結局、「個」の競争優位を高めることで一度は「全体」の仕組みづくりに成功しても、「全体」の競争優位を高め続けることは難しい。新しいことに挑戦するにしても、基本的にはまた「個」の競争優位がどこにあるのか、何をどうするのかを考えなければならない。突き詰めて考え、社内にリソースがないとなれば、外部にそのリソースを求めなければならない。それがオープン・イノベーションだ。

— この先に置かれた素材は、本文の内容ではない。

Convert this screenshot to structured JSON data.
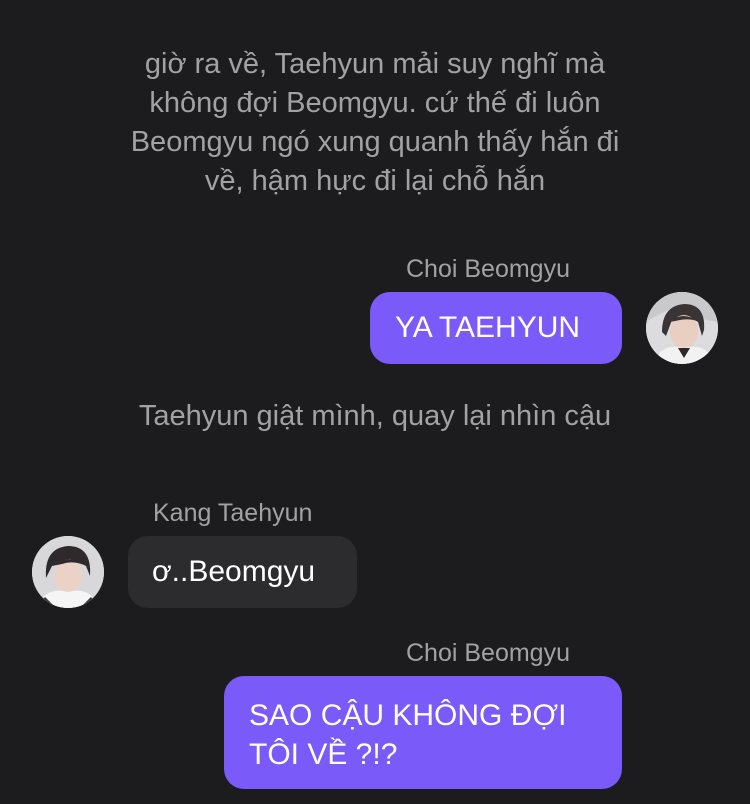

こうしてみると、チームや組織がどのステージにいようと、強い「個」は永遠に必要で、優秀な人材を「人財」という経営者も多いが、本当にその通りだと思う。

まとめ

いかがだったでしょうか。強いチームや組織を作るためのヒントは見つかったでしょうか。いくつかの例を見てきましたが、個の能力をどこまで認めるのかという議論は残りますが、「個」発の変化がいずれにせよポイントになるのかなと思います。

つまり「全体」はやはり「個」に依存しているのであり、「個」を生かすのには「全体」、つまり組織を動かすための仕組みづくりであり、それが経営者の仕事ということになりそうです。頭でわかっても実行するプロセスをまた考える余地は大きそうです。